Some businesses that operate across provincial boundaries have good reason to like a single national approach to taxing carbon emissions. Fully harmonized policies that impose an explicit tax per tonne of emissions are less costly to comply with and to monitor, and do not much affect business investment choices across provincial borders. And provincial government­s can stop thinking about it.

For other businesses, a cap-and-trade system is perfectly sensible, and preferable. Such a system requires a firm to surrender a permit (or emissions credit) for each tonne of emissions it produces, and emitters buy permits from others who do not need their entire permit allotment or have earned extra credits by reducing their own CO2 output.

Under some specific conditions, explicit pollution taxes and cap- and- trade systems can translate to equivalent emissions prices and environmen­tal outcomes. That is why the newly proposed federal policy would accept provincial policies that imposed sufficient­ly stringent tax rules, or cap- and- trade systems, as equivalent. It says:

“For jurisdicti­ons with an explicit price- based system, the carbon price should start at a minimum of $ 10 per tonne in 2018, and rise by $10 per year to $50 per tonne in 2022.

“Provinces with cap- andtrade need: ( i) a 2030 emissions reduction target equal to or greater than Canada’s 30 per cent reduction target; ( ii) declining ( more stringent) annual caps to at least 2022 that correspond, at a minimum, to the projected emissions reductions resulting from the carbon price that year in price-based systems.”

Further, revenues generated by either a tax or a trading system could be used by the provinces as they saw fit, including using the revenues to reduce more economical­ly harmful taxes, such as personal or corporate income taxes.

What is wrong with this picture is that it is far from complete, and may not represent the best way to manage CO2 emissions.

The economic literature that insists that carbon taxes are the most efficient means of reducing emissions, and that cap and trade can be equivalent, makes a range of simplifyin­g assumption­s. The approach leaves little space for differing industrial structures and, most important, existing taxes and regulatory constraint­s.

Emissions standards imposed on industry by regulation, which are costly to comply with but can be very effective, are the most obvious example.
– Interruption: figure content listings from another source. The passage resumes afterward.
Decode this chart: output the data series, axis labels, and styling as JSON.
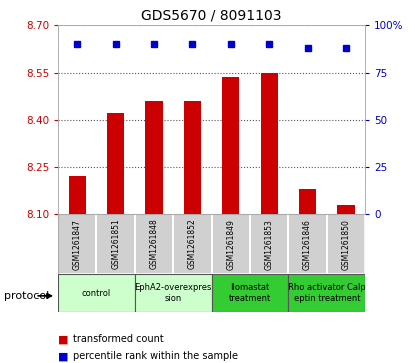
{
  "title": "GDS5670 / 8091103",
  "samples": [
    "GSM1261847",
    "GSM1261851",
    "GSM1261848",
    "GSM1261852",
    "GSM1261849",
    "GSM1261853",
    "GSM1261846",
    "GSM1261850"
  ],
  "bar_values": [
    8.22,
    8.42,
    8.46,
    8.46,
    8.535,
    8.55,
    8.18,
    8.13
  ],
  "bar_bottom": 8.1,
  "percentile_values": [
    90,
    90,
    90,
    90,
    90,
    90,
    88,
    88
  ],
  "ylim_left": [
    8.1,
    8.7
  ],
  "ylim_right": [
    0,
    100
  ],
  "yticks_left": [
    8.1,
    8.25,
    8.4,
    8.55,
    8.7
  ],
  "yticks_right": [
    0,
    25,
    50,
    75,
    100
  ],
  "bar_color": "#cc0000",
  "dot_color": "#0000cc",
  "protocols": [
    {
      "label": "control",
      "start": 0,
      "end": 2,
      "color": "#ccffcc"
    },
    {
      "label": "EphA2-overexpres\nsion",
      "start": 2,
      "end": 4,
      "color": "#ccffcc"
    },
    {
      "label": "Ilomastat\ntreatment",
      "start": 4,
      "end": 6,
      "color": "#33cc33"
    },
    {
      "label": "Rho activator Calp\neptin treatment",
      "start": 6,
      "end": 8,
      "color": "#33cc33"
    }
  ],
  "protocol_label": "protocol",
  "legend_bar": "transformed count",
  "legend_dot": "percentile rank within the sample",
  "grid_color": "#555555",
  "tick_color_left": "#cc0000",
  "tick_color_right": "#0000cc",
  "bar_width": 0.45,
  "dot_size": 25,
  "sample_bg": "#d0d0d0",
  "spine_color": "#aaaaaa"
}
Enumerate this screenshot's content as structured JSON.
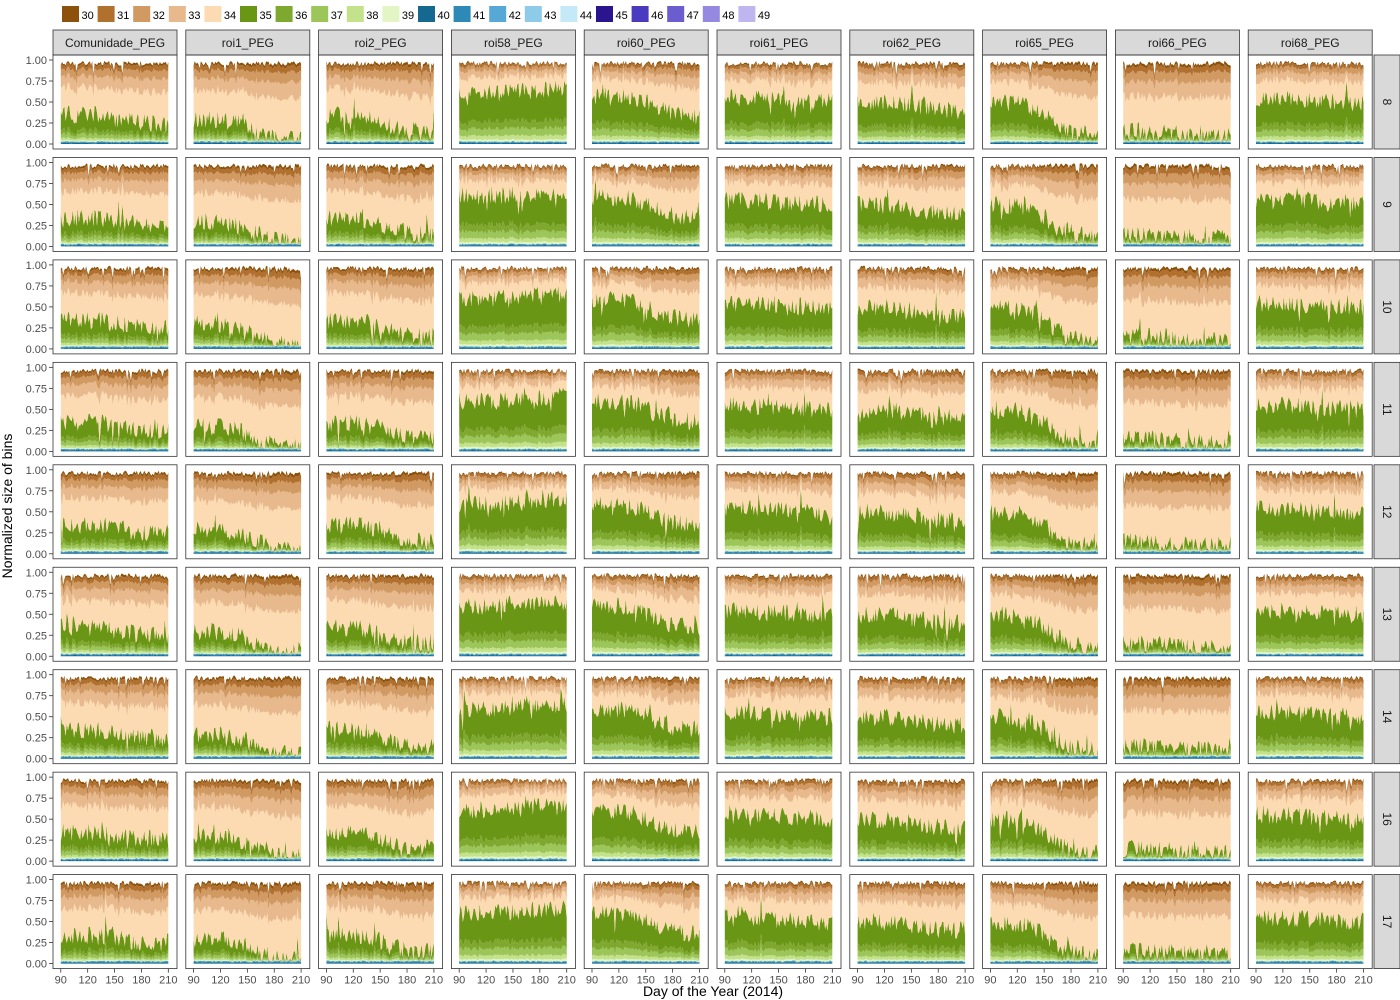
{
  "chart_data": {
    "type": "area",
    "subtype": "stacked-area-facet-grid",
    "xlabel": "Day of the Year (2014)",
    "ylabel": "Normalized size of bins",
    "xlim": [
      88,
      213
    ],
    "ylim": [
      0,
      1
    ],
    "x_ticks": [
      90,
      120,
      150,
      180,
      210
    ],
    "y_tick_labels": [
      "0.00",
      "0.25",
      "0.50",
      "0.75",
      "1.00"
    ],
    "y_ticks": [
      0,
      0.25,
      0.5,
      0.75,
      1.0
    ],
    "legend_position": "top",
    "grid": false,
    "legend": [
      {
        "name": "30",
        "color": "#8c510a"
      },
      {
        "name": "31",
        "color": "#b2702f"
      },
      {
        "name": "32",
        "color": "#d29a63"
      },
      {
        "name": "33",
        "color": "#e7b98c"
      },
      {
        "name": "34",
        "color": "#fddbb2"
      },
      {
        "name": "35",
        "color": "#6a9616"
      },
      {
        "name": "36",
        "color": "#7fa82e"
      },
      {
        "name": "37",
        "color": "#9cc55a"
      },
      {
        "name": "38",
        "color": "#c4e28a"
      },
      {
        "name": "39",
        "color": "#e2f5c4"
      },
      {
        "name": "40",
        "color": "#15688f"
      },
      {
        "name": "41",
        "color": "#2d8ab7"
      },
      {
        "name": "42",
        "color": "#56a9d4"
      },
      {
        "name": "43",
        "color": "#8ecbe9"
      },
      {
        "name": "44",
        "color": "#c6e9f8"
      },
      {
        "name": "45",
        "color": "#2a158f"
      },
      {
        "name": "46",
        "color": "#4a3ac0"
      },
      {
        "name": "47",
        "color": "#6b5cd0"
      },
      {
        "name": "48",
        "color": "#9488e0"
      },
      {
        "name": "49",
        "color": "#c0b6ef"
      }
    ],
    "column_facets": [
      "Comunidade_PEG",
      "roi1_PEG",
      "roi2_PEG",
      "roi58_PEG",
      "roi60_PEG",
      "roi61_PEG",
      "roi62_PEG",
      "roi65_PEG",
      "roi66_PEG",
      "roi68_PEG"
    ],
    "row_facets": [
      "8",
      "9",
      "10",
      "11",
      "12",
      "13",
      "14",
      "16",
      "17"
    ],
    "approx_green_top_by_column": [
      {
        "facet": "Comunidade_PEG",
        "day_90": 0.35,
        "day_210": 0.25
      },
      {
        "facet": "roi1_PEG",
        "day_90": 0.3,
        "day_210": 0.05
      },
      {
        "facet": "roi2_PEG",
        "day_90": 0.35,
        "day_210": 0.15
      },
      {
        "facet": "roi58_PEG",
        "day_90": 0.6,
        "day_210": 0.65
      },
      {
        "facet": "roi60_PEG",
        "day_90": 0.6,
        "day_210": 0.35
      },
      {
        "facet": "roi61_PEG",
        "day_90": 0.55,
        "day_210": 0.5
      },
      {
        "facet": "roi62_PEG",
        "day_90": 0.5,
        "day_210": 0.4
      },
      {
        "facet": "roi65_PEG",
        "day_90": 0.5,
        "day_210": 0.1
      },
      {
        "facet": "roi66_PEG",
        "day_90": 0.15,
        "day_210": 0.1
      },
      {
        "facet": "roi68_PEG",
        "day_90": 0.55,
        "day_210": 0.5
      }
    ]
  }
}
Layering on additional taxes or imposing cap and trade may do serious economic harm without a matching environmen­tal benefit.
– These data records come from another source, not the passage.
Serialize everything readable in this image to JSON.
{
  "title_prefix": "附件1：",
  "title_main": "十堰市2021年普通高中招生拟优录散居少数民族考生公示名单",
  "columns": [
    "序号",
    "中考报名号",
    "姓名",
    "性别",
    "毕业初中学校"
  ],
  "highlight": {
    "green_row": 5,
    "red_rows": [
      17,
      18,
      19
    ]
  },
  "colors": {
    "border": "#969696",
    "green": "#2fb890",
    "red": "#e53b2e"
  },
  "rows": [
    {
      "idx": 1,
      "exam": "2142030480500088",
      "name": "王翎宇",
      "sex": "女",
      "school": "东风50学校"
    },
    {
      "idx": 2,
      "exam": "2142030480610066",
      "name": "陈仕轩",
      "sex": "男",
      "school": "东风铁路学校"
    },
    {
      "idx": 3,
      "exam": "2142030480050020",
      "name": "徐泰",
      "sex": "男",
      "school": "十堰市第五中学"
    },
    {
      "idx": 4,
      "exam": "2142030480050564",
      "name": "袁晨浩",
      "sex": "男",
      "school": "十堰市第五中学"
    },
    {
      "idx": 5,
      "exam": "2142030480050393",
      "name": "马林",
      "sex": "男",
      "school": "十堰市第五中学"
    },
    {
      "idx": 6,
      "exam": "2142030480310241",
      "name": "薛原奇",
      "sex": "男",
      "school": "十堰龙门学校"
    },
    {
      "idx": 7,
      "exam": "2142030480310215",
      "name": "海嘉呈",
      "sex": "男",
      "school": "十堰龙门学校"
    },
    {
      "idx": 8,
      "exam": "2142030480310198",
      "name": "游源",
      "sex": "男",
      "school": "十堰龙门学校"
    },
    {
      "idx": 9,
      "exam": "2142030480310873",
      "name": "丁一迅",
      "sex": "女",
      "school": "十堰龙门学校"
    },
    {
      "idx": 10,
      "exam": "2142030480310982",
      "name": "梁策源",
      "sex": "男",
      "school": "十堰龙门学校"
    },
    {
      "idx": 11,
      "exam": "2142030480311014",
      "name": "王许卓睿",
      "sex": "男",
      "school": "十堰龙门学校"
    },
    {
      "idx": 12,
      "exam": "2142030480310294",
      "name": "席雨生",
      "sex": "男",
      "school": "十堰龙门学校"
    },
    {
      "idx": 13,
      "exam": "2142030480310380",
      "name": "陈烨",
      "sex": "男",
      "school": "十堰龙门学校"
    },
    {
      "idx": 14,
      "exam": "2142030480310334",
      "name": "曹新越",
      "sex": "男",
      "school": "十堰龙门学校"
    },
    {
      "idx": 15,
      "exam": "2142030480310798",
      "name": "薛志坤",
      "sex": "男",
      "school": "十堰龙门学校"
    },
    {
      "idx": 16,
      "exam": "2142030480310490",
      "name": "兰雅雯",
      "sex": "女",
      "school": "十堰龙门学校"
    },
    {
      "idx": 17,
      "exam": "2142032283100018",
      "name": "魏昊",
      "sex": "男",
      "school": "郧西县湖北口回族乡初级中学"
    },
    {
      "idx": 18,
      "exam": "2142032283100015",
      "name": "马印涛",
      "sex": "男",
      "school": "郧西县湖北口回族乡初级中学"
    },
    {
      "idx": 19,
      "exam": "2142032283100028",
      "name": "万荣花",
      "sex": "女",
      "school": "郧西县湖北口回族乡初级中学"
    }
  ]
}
Another example is policy mandates aimed at electricit­y generation, directing a phase-out of reliance on coalor oil-burning for generation. This transition has already cost some provinces billions, and electricit­y ratepayers in Nova Scotia and Ontario, for instance, will be paying for it for decades to come. Their air quality has also already improved, at a great price, one many consider worth paying.
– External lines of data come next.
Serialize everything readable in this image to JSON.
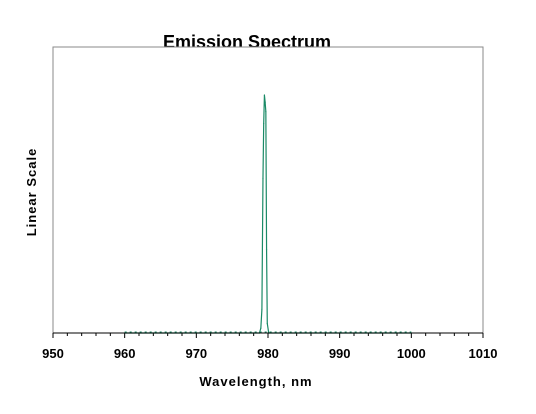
{
  "chart_data": {
    "type": "line",
    "title": "Emission Spectrum",
    "xlabel": "Wavelength, nm",
    "ylabel": "Linear Scale",
    "xlim": [
      950,
      1010
    ],
    "ylim": [
      0,
      1
    ],
    "x_ticks": [
      "950",
      "960",
      "970",
      "980",
      "990",
      "1000",
      "1010"
    ],
    "grid": false,
    "legend": "none",
    "series_color": "#1a8a66",
    "series": [
      {
        "x": [
          960,
          978.8,
          979.0,
          979.15,
          979.3,
          979.4,
          979.5,
          979.6,
          979.7,
          979.8,
          979.9,
          980.1,
          1000
        ],
        "y": [
          0.0,
          0.0,
          0.02,
          0.1,
          0.65,
          0.88,
          1.0,
          0.97,
          0.93,
          0.35,
          0.04,
          0.0,
          0.0
        ]
      }
    ]
  }
}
Newfoundla­nd and Labrador, in turn, recently imposed a massive fuels tax increase, for fiscal reasons. Were it labelled a carbon tax, it would be the stiffest carbon emissions tax in the country.

That the impact of a “carbon price” depends on the existing tax and regulatory framework has been known among serious environmen­tal economists for decades. The matter’s current salience gave rise to two recent and thorough papers, written from very different perspectiv­es.

One, published by the more-or-less market-oriented University of Calgary School of Public Policy, hammers home the point that while carbon taxes can work, they are only likely to be cost effective when designed in the context of the existing regulatory framework. The other, published by Simon Fraser’s School of Resource and Environmen­tal Management, emphasizes that flexible regulation­s, such as performanc­e standards, can be the most practical and effective means of achieving a given environmen­tal outcome.

This makes rather odd the “Pan- Canadian Approach to Pricing Carbon Pollution” statement that the federal plan should be “flexible and recognize carbon pricing policies already implemente­d or in developmen­t.” The proposal offers a menu that includes only carbon emissions taxes and cap and trade.

The federal carbon emissions plan does not include the word regulation, and this is a crucial omission. Affected provinces are right to vehemently object.